North Korea carried out what is believed to be its largest-ever intercontinental ballistic missile (ICBM) test on Thursday, the South Korean and Japanese militaries said, marking the dramatic end of a self-imposed moratorium on long-range tests.
It would be the first full-capacity launch of the state’s largest nuclear-armed missiles since 2017, and represents a major milestone in the North’s development of weapons that may be capable of delivering nuclear warheads n anywhere in the United States.
The North’s return to major weapons testing also poses a new national security headache for US President Joe Biden as he responds to Russia’s invasion of Ukraine and presents a challenge to the new South-South administration. Korean.
“This launch is a brazen violation of several UN Security Council resolutions and unnecessarily heightens tensions and risks destabilizing the security situation in the region,” White House press secretary Jen Psaki said in a statement. a statement condemning the launch. “The door is not closed on diplomacy, but Pyongyang must immediately cease its destabilizing actions.”
North Korea had suspended ICBM and nuclear tests since 2017, but defended the weapons as necessary for self-defense, and said US diplomatic overtures are insincere as long as Washington and its allies maintain ‘hostile policies’ such as sanctions and the military. drills.
Outgoing South Korean President Moon Jae-in, who has made engagement with North Korea a major goal of his administration, condemned the launch as “a violation of the moratorium on ICBM launches that President Kim Jong-un himself has promised the international community.”
An “unacceptable act of violence”
It was also a serious threat to the Korean peninsula, the region and the international community, and a flagrant violation of UN Security Council resolutions, added Moon, who is due to leave office in May.
The latest missile launch was an “unacceptable act of violence”, Japanese Prime Minister Fumio Kishida said.
Thursday’s ICBM launch prompted South Korea to test its own smaller ballistic and air-to-surface missiles to demonstrate it has the “capability and readiness” to accurately strike missile launch sites, command and support facilities and other targets in North Korea if necessary, the South Korean Joint Chiefs of Staff said in a statement.
Thursday’s launch would be at least North Korea’s 11th missile test this year, an unprecedented frequency.
Japanese authorities said the launch appeared to be a “new type” of ICBM which flew for around 71 minutes at an altitude of around 6,000 kilometers and a distance of 1,100 kilometers from its launch site.
It landed inside Japan’s exclusive economic zone, 170 kilometers west of northern Aomori prefecture, at 3:44 p.m. local time, the coast guard said.

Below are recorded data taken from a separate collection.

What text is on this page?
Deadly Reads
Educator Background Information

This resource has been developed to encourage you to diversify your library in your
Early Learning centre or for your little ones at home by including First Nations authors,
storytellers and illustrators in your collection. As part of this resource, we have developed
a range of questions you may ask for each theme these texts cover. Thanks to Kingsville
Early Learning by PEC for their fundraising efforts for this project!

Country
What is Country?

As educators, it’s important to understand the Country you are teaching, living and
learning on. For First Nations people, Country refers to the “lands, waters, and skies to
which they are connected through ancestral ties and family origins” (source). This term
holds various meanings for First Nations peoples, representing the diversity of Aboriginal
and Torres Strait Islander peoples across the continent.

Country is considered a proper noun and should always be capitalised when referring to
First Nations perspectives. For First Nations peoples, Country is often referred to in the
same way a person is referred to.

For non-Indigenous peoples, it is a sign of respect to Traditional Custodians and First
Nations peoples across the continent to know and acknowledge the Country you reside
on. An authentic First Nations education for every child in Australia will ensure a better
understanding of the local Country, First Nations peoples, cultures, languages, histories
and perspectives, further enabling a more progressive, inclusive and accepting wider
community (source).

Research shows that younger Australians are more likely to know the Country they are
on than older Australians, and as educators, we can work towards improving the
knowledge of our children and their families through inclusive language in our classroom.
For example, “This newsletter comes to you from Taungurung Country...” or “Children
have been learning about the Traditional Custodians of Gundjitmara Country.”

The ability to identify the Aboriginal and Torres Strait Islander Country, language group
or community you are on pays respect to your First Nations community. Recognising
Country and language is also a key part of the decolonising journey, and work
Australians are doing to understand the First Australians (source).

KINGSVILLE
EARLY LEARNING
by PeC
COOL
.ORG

The South Korean Joint Chiefs of Staff set the missile’s maximum altitude at 6,200 kilometers and its range at 1,080 kilometers.
That’s further than North Korea’s last ICBM test in 2017, when it launched a Hwasong-15 missile that flew for 53 minutes at an altitude of about 4,475 kilometers and a range of 950 kilometers.

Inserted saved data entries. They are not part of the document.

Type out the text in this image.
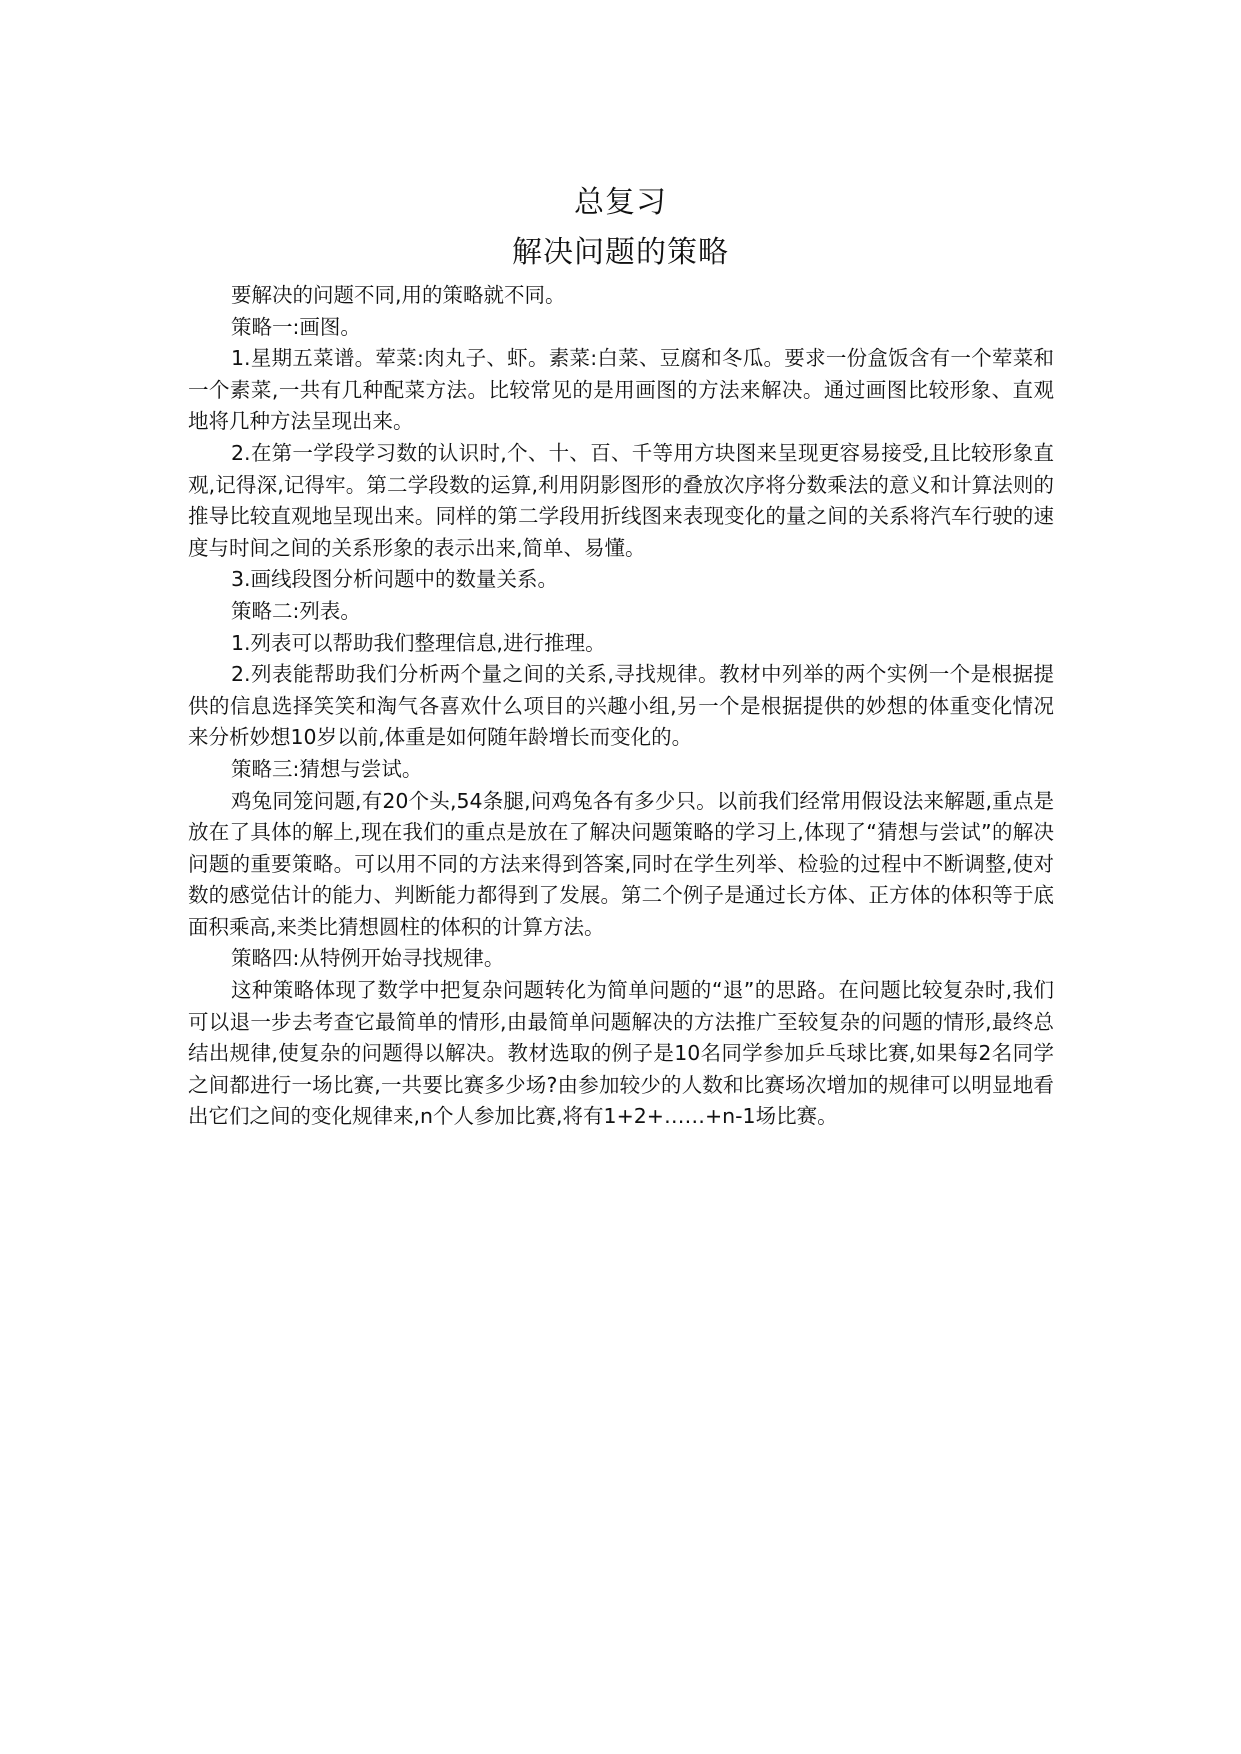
总复习
解决问题的策略

要解决的问题不同,用的策略就不同。

策略一:画图。

1.星期五菜谱。荤菜:肉丸子、虾。素菜:白菜、豆腐和冬瓜。要求一份盒饭含有一个荤菜和一个素菜,一共有几种配菜方法。比较常见的是用画图的方法来解决。通过画图比较形象、直观地将几种方法呈现出来。

2.在第一学段学习数的认识时,个、十、百、千等用方块图来呈现更容易接受,且比较形象直观,记得深,记得牢。第二学段数的运算,利用阴影图形的叠放次序将分数乘法的意义和计算法则的推导比较直观地呈现出来。同样的第二学段用折线图来表现变化的量之间的关系将汽车行驶的速度与时间之间的关系形象的表示出来,简单、易懂。

3.画线段图分析问题中的数量关系。

策略二:列表。

1.列表可以帮助我们整理信息,进行推理。

2.列表能帮助我们分析两个量之间的关系,寻找规律。教材中列举的两个实例一个是根据提供的信息选择笑笑和淘气各喜欢什么项目的兴趣小组,另一个是根据提供的妙想的体重变化情况来分析妙想10岁以前,体重是如何随年龄增长而变化的。

策略三:猜想与尝试。

鸡兔同笼问题,有20个头,54条腿,问鸡兔各有多少只。以前我们经常用假设法来解题,重点是放在了具体的解上,现在我们的重点是放在了解决问题策略的学习上,体现了“猜想与尝试”的解决问题的重要策略。可以用不同的方法来得到答案,同时在学生列举、检验的过程中不断调整,使对数的感觉估计的能力、判断能力都得到了发展。第二个例子是通过长方体、正方体的体积等于底面积乘高,来类比猜想圆柱的体积的计算方法。

策略四:从特例开始寻找规律。

这种策略体现了数学中把复杂问题转化为简单问题的“退”的思路。在问题比较复杂时,我们可以退一步去考查它最简单的情形,由最简单问题解决的方法推广至较复杂的问题的情形,最终总结出规律,使复杂的问题得以解决。教材选取的例子是10名同学参加乒乓球比赛,如果每2名同学之间都进行一场比赛,一共要比赛多少场?由参加较少的人数和比赛场次增加的规律可以明显地看出它们之间的变化规律来,n个人参加比赛,将有1+2+……+n-1场比赛。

South Korea’s JCS said the latest missile was launched near Sunan, where Pyongyang International Airport is located. On March 16, North Korea launched a suspected missile from this airport which appeared to explode shortly after takeoff, the South Korean military said.
US and South Korean officials recently warned that North Korea is preparing to test its largest ICBM to date, the Hwasong-17.
This month, leader Kim said North Korea would soon launch several satellites to monitor the military movements of the United States and its allies.
Amid a flurry of diplomacy in 2018, Kim declared a self-imposed moratorium on ICBM and nuclear weapons testing, but suggested the North could resume such testing amid stalled denuclearization talks. .
This moratorium had often been touted as a success by former US President Donald Trump, who held historic summits with Kim in 2018 and 2019 but never secured a concrete pact to limit the North’s nuclear or missile arsenals. .
The looming prospect of possible nuclear tests, more joint U.S.-South Korean military exercises and South Korea’s new conservative president mean “all the conditions are in place for a chain reaction of escalating steps”, he said. said Chad O’Carroll, CEO of Korea Risk Group, which monitors North Korea.
“Although Biden would prefer to focus exclusively on the Ukraine crisis, it is likely that he will soon face tensions at the level of the crisis between the Koreas,” he said.